The Physics of Roller Coasters

Hurtling around tight curves and plunging down steep hills, you might expect the physics of roller coasters to throw you for a loop. Indeed, an entire roller coaster ride is an engineering marvel, and requires a great deal of math to design especially with safety in mind. The basic physical principles of the roller coaster are quite simple, however concepts that a new physics students learns in their first semester.

The biggest concept behind roller coasters is the interconversion between kinetic and potential energy. Think that was a mouthful? Let’s break it down. Kinetic energy is the energy of motion. Anything that is moving has kinetic energy, determined by the object’s mass (closely related to weight) and the velocity (speed) the object is moving at. In mathematical terms,

K = 1/2 * m * v^2 . . . (K is kinetic energy, m is mass, v is velocity)

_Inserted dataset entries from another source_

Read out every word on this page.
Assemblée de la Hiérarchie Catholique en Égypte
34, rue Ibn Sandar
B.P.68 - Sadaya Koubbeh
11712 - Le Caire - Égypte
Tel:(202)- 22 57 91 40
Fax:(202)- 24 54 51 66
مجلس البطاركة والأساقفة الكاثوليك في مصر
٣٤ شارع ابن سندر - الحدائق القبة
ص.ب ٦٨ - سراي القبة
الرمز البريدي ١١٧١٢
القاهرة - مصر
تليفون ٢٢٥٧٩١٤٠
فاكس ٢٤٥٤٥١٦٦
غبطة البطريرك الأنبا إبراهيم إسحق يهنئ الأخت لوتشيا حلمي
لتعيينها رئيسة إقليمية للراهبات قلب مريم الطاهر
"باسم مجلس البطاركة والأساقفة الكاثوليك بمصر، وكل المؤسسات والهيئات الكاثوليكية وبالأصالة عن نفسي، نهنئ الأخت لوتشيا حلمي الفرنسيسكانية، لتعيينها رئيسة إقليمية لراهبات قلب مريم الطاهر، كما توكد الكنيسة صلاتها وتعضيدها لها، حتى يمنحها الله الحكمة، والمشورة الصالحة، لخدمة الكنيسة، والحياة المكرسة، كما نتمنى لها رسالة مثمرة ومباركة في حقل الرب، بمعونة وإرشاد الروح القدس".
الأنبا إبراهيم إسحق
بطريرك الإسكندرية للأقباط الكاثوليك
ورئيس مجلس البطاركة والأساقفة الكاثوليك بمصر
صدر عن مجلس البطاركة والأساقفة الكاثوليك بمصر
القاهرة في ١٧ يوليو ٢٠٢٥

Potential energy is often thought of as stored energy. It is called “potential” because it has the potential to do work like speeding up a roller coaster car. In a roller coaster, potential energy is the result of gravity. You are probably already aware of this if you were going to fall off a roof, you’d much rather that you fell off the roof of a one-story ranch house than from atop a twenty story office building. In each case, gravity works to speed you towards the ground, but it does more work on the longer trip, making you go faster. Gravitational potential energy is calculated using an object’s mass, its height above the ground, and the acceleration of gravity (9.81 m/s^2). In the language of math,

U = m * g * h . . . (U is potential energy, m is mass, g is gravity, h is height)

What makes roller coasters so fun is that these two forms of energy change back and forth readily. At the top of a large hill, the roller coaster is moving slowly, so it has a lot of potential energy, but very little kinetic. By the time it gets to the bottom of that hill, very little potential energy is left, but the kinetic energy has skyrocketed as you go zooming past. The key to making the roller coaster work is to ensure that there is enough kinetic energy that some will always be left at the top of any hill or loop (more is needed at the top of loops, but that comes later). This is why many roller coasters start off by dragging the cars by a chain to the top of the largest hill. At this point, you have more potential energy than you will need at any other point along the track. Other roller coasters add in a boost of kinetic energy propelling the cars forward to start them off with that velocity to help them up the next rise.

Energy can be converted to other forms besides kinetic and potential. Most people know that friction is caused when two things rub against one another. Most will also know that this generates heat. Heat is a form of energy, so wherever there is friction, heat energy is produced. That energy comes from kinetic energy. Some of the energy of motion is lost to produce the heat, meaning that any time there is friction a moving object loses energy and slows down. A roller coaster wouldn’t be much fun if it ground to a halt halfway through the ride, so designers work to minimize friction. Wheels are designed to minimize contact with the track, and both wheels and tracks are made from materials that reduce friction. (You might imagine that a sand-paper track would be a bad idea, for instance.) Air resistance is another form of friction, so roller coasters are often also designed to be aerodynamic, giving them that bulleted appearance.

The next topic in roller coastering is the forces involved. A roller coaster car is quite massive, and changing its direction requires a large force. The roller coaster track itself must supply that force called a normal force. [The normal force is the force that any surface applies against an object pushing on it you leaning on the wall, for example. The wall pushes against you with a force equal to the force you exert against it. Any less and you would fall through the wall, any more and you’d be shoved off the wall.] Because these forces must be quite large to execute tight turns and loops, the rollercoaster must be built with enough strength to supply and withstand the required forces. This is why roller coasters have extensive support structures.

Finally, there is inertia. Inertia, for our purposes, is the physical property that any moving object will continue to move along in a straight line unless acted on by an outside force. We just discussed the very large forces needed to overcome this inertia when making the roller coaster turn. This is why you feel yourself “pushed” against your seat or the harness when you make turns or navigate sudden hills inertia causes your body to move in a straight line until your seat or harness forces you to change directions. It might be tempting to think of inertia as a bad thing, but it also lets you experience the joys of looping the loops. When the roller coaster goes through a loop, you aren’t dropped on your head, nor do you even fall from your seat against the harness. This is again because of inertia, which causes your body to press onward in its upward motion until it is forced to turn downwards by both the force of gravity and the normal force supplied by your seat. The roller coaster experiences a similar circumstance, pushed back downwards by gravity and the track, so together both you and the roller coaster are turned, and plummet down the other side of the loop together, with your forward inertia still pressing you against your seat, and the car against the track (with the track and your seat pushing back).

All in all, every roller coaster is a complex masterpiece, built upon the concepts of energy and force. Master these, and the gates to roller coaster design are open to you. And don’t worry understanding roller coasters doesn’t make them any less exhilarating. (Only the long lines do that.)